A fish induced pneumothorax: dilemmas in the remote management of a sucking chest woundBMJ 1996; 313 doi: https://doi.org/10.1136/bmj.313.7072.1617 (Published 21 December 1996) Cite this as: BMJ 1996;313:1617
- David Berger, ex-senior medical officera
- Correspondence to: Dr D Berger, 1 Yelland Cottages, High Bickington, Umberleigh, Devon EX37 9BX.
The call came, as such calls always do, at dinner time. It was Jenasi, the very capable nurse from Seghe clinic in Marovo Lagoon, on the radio. A man had just been brought in, having been attacked by a barracuda earlier in the day. He had a large gash in his chest, through which air was passing in and out as he breathed, but his observations were stable and he was not cyanosed. Hmmm.
The sun had just set, which in the Solomon Islands means no evacuation, by air or otherwise, until first light. Should the wound be packed to stop the movement of air or not? We conducted a straw poll among the doctors: our ex-army officer said it definitely should be, as otherwise he was in danger of developing paradoxical breathing; our general practitioner surgeon said probably not; and the Swiss orthopaedic surgeon in the capital, who we contacted by phone, said definitely not as there was no possibility of putting a drain in should he develop a tension pneumothorax and he was currently well. (My own contribution was only to man the radio and whine lamely that such matters did not really form part of a physician's training.)

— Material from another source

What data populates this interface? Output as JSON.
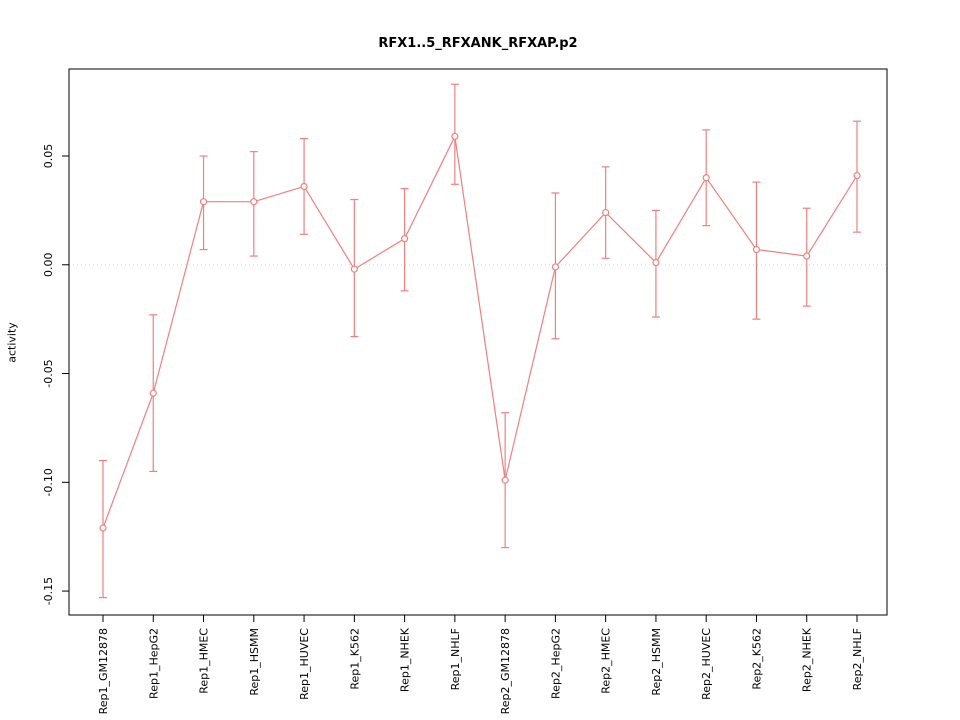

In the end it was decided to advise the nurse to leave the wound open and give some intramuscular antibiotics, while I flew down the next morning, equipped to put in a chest drain (or at least a recycled suprapubic catheter, which was all we'd been able to rustle up). Very kindly the pilot agreed to hold the flight for 30 minutes and I was rushed over to the clinic by canoe.
Giving instructions over the radio, in Pidgin, is a haphazard affair at the best of times, and I was thus only mildly surprised to find that the wound was swathed in cotton wool and bandages. However, there was no movement of air and the patient looked very well, clinically having only a small axillary pneumothorax.
Now I had a problem: he had remained well for over 18 hours with no active intervention on my part, and I was faced with two possible ways to render him unwell. I could try to drain his pneumothorax, thus making him safe to fly, but possibly doing him some mischief in the process; or I could fly him out as low as possible, risking the possibility of a “functional” tension pneumothorax as the air in his pleural cavity expanded with increasing altitude.
The minutes were ticking by rapidly, and I was sweating more than even the 35°C heat warranted. What eventually made up my mind was the swell: as we flew down I had observed from the aircraft that for the first time in weeks the swell had moderated and a canoe trip the 60 odd miles to the mission hospital up the coast was a possibility. I consulted the nurse, who agreed that it could be done and so I sent word to the pilot to continue his flight to the capital without us.
A canoe was duly readied and we spent the next five hours battling against a sea which was, needless to say, much bigger than it had appeared from the aeroplane. When we finally arrived an x ray revealed the pneumothorax to be as suspected, and we inspected and photographed the wound, which had what looked like a piece of lung protruding into it, after which we dressed and covered it and put the patient to bed (he was still refusing anything for pain, as he had been since his arrival at the clinic the day before). The next day he had a little difficulty in breathing, and the pneumothorax was somewhat larger but a decision was made not to drain it unless he worsened, and over the next few days he made a rapid recovery, the wound being closed by the excellent New Zealand mission doctor on the sixth day after the attack.
Questions posed by this case are:
What advice should have been given to the nurse over the radio?
Leave it open
Leave it open and pack it if he deteriorates
Pack it and uncover it if he deteriorates
None of the above
Would it have been safe to fly him out and, if so, up to what altitude?
How stupid was it to leave his wound uncovered for a protracted period in the hospital while we sauntered off and fetched our cameras, thus contributing to an increase in the size of his pneumothorax?
Answers to the editor on a postcard please….
The man was actually attacked by a barracuda which jumped out of the water and hit him in the chest while he was standing waist deep in the lagoon in broad daylight, an occurrence which the locals agreed was practically unique. However, pneumothoraces due to fish are not uncommon, and the mission doctor had seen several in his four years in the Solomons. The islanders like to go fishing at night in dugout canoes using torches. These attract fish known as garfish (or long toms), which fly out of the water, sometimes impaling their long, sharp proboscis in the unfortunate fisherman's chest. On one occasion one had penetrated a fisherman's orbit and he died shortly after reaching the hospital.